I like this idea! Lately we’ve been trying to pull libraries out of the nursery, and one of the side-effects is that the nursery libs team on GitHub remains crate owners along with the new team (the more the merrier). Solidifying that side effect in a bus-factor team for the wider ecosystem sounds great to me. I’ll just go ahead and blat some of my own disorganized thoughts now

It’s probably not likely the team will need to act anytime in the near future so it might be good to work out some semantics and capture them in a repository under that organisation you created first?

The big questions for me are:

what is an abandoned crate?
what does the team do with abandoned crates?

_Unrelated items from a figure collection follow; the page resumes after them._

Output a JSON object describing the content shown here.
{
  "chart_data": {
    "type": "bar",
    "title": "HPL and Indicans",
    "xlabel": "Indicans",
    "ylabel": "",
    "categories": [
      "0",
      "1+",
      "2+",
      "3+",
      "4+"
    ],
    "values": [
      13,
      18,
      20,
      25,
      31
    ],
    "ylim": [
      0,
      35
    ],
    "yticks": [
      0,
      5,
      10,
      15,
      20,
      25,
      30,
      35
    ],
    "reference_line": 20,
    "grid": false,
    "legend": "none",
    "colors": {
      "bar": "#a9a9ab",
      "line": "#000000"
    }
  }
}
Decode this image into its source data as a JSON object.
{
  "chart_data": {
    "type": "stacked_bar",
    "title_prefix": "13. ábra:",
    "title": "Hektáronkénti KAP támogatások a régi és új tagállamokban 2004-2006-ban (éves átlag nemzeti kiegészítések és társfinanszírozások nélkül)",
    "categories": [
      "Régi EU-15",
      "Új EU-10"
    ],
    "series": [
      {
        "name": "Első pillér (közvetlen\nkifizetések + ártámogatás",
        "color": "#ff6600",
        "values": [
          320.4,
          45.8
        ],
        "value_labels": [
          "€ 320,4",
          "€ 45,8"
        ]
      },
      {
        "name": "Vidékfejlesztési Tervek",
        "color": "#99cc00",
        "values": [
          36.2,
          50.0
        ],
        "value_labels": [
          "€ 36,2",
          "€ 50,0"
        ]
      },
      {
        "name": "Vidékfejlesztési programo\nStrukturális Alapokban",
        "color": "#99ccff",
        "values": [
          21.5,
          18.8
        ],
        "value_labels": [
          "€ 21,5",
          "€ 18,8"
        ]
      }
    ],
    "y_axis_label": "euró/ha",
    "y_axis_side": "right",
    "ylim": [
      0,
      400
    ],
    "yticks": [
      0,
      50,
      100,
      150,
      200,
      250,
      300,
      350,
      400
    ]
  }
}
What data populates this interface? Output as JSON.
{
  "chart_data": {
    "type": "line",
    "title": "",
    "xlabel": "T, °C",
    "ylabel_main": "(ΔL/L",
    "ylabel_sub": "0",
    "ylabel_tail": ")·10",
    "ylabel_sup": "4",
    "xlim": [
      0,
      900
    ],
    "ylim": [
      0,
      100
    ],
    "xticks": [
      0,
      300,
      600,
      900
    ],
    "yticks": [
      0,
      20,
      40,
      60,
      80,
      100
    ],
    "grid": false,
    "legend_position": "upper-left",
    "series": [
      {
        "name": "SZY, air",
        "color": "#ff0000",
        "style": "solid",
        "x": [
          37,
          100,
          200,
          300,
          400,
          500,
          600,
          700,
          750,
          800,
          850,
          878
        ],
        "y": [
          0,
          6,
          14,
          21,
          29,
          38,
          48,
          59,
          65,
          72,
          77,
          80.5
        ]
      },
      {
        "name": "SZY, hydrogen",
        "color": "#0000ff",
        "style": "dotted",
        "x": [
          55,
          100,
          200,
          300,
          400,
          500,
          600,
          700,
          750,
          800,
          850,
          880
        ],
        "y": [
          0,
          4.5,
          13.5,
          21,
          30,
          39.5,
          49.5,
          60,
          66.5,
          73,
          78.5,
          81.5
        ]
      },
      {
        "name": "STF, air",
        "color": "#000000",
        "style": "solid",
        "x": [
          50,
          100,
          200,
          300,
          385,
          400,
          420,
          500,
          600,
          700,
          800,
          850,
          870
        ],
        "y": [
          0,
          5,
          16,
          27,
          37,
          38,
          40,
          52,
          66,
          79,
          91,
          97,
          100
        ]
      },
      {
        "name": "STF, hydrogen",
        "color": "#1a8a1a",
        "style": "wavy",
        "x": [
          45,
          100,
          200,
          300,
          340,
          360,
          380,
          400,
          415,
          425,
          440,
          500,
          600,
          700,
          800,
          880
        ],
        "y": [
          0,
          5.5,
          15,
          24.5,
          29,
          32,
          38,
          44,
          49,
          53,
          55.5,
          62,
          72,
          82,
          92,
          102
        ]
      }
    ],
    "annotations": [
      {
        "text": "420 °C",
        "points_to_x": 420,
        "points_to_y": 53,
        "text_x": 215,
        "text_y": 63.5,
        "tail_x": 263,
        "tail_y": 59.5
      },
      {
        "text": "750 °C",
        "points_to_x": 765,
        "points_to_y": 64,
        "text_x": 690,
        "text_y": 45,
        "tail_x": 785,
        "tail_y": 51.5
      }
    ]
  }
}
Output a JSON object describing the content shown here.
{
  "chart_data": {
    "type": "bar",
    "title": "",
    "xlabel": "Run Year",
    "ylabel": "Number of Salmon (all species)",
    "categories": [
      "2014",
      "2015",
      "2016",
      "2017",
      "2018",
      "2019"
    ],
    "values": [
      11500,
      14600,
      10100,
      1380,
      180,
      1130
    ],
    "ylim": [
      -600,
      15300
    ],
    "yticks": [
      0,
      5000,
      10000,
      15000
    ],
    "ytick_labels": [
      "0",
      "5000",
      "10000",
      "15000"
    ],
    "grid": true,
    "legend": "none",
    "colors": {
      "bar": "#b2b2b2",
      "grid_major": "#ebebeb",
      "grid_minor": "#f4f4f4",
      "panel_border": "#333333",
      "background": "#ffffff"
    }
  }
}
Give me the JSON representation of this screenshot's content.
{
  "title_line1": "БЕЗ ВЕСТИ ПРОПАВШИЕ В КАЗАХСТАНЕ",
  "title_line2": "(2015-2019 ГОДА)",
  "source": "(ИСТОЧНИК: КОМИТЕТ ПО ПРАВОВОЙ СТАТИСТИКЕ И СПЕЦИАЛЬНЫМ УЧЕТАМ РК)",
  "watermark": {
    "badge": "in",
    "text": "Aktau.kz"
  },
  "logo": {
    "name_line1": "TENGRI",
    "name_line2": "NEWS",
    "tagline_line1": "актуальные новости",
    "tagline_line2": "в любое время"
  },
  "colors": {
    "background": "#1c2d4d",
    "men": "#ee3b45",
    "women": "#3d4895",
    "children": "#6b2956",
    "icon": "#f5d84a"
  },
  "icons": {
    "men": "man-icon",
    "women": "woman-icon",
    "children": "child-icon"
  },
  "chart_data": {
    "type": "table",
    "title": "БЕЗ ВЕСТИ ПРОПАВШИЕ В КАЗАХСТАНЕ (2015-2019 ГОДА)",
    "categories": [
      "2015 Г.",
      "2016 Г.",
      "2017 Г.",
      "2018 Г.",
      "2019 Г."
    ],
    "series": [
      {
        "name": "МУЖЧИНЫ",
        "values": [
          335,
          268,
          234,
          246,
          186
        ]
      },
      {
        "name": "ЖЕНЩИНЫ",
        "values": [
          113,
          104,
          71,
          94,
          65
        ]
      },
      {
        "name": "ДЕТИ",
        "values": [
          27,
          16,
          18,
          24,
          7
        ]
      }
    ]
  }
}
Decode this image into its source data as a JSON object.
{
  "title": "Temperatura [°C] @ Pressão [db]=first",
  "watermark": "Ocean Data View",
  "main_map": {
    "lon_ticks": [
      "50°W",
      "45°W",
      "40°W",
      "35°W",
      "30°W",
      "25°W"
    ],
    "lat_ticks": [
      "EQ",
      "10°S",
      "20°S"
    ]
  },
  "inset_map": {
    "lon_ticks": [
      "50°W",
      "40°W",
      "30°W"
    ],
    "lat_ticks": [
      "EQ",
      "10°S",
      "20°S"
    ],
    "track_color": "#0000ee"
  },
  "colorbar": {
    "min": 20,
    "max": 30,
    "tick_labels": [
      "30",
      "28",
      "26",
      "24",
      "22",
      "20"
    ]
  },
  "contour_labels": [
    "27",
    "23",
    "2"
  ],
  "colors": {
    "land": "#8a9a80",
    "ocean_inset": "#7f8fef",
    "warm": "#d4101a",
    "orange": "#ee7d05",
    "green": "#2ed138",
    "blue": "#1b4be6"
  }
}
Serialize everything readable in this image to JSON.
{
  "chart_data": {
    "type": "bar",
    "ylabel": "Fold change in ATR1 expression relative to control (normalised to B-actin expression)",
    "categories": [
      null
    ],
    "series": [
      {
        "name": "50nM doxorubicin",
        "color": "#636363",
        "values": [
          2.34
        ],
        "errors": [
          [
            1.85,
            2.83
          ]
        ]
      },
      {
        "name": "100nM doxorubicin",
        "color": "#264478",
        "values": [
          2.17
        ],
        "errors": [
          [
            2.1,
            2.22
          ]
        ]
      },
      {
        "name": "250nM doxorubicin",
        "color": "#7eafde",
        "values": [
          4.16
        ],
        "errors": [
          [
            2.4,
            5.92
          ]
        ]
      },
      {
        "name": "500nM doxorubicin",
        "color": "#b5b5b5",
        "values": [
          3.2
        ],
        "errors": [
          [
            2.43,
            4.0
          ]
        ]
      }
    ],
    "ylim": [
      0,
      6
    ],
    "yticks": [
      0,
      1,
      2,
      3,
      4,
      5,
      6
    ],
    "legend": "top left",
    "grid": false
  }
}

From that we can answer what does it mean for the bus factor team to share ownership over a crate?

Different crate authors would probably have different opinions and expectations. Finding a balance of proactive and reactive responses to keeping the ecosystem moving forward is probably going to need some more thought. I think a library needs to be in a particular state of maturity before you could proactively shift maintainership if the current maintainer shifts their attention elsewhere temporarily and have it then shift back.

Personally, I’d also be cautious about conflating shared ownership of a collection of crates with shared maintainership of that collection right now. So when faced with an abandoned crate, my preference would be towards facilitating its handover to a new group of maintainers, rather than having the bus factor team take on that maintenance responsibility (handover might involve triaging, working through outstanding PRs, setting up communication channels, but not indefinitely). The reason is that in my experience, the bigger and less cohesive a collection of libraries gets the harder it is to give each library the dedicated, domain-specific maintenance attention it needs.

Anyways, I’m excited about this idea, and would love to get on board and help out too!

dylan.dpc · 2018-05-04T06:12:59.259Z

KodrAus:

So when faced with an abandoned crate, my preference would be towards facilitating its handover to a new group of maintainers, rather than having the bus factor team take on that maintenance responsibility (handover might involve triaging, working through outstanding PRs, setting up communiiscation channels, but not indefinitely)

What we can do is create teams within the bus organisation or give them the option to create their own organisations (the way we did for UUID).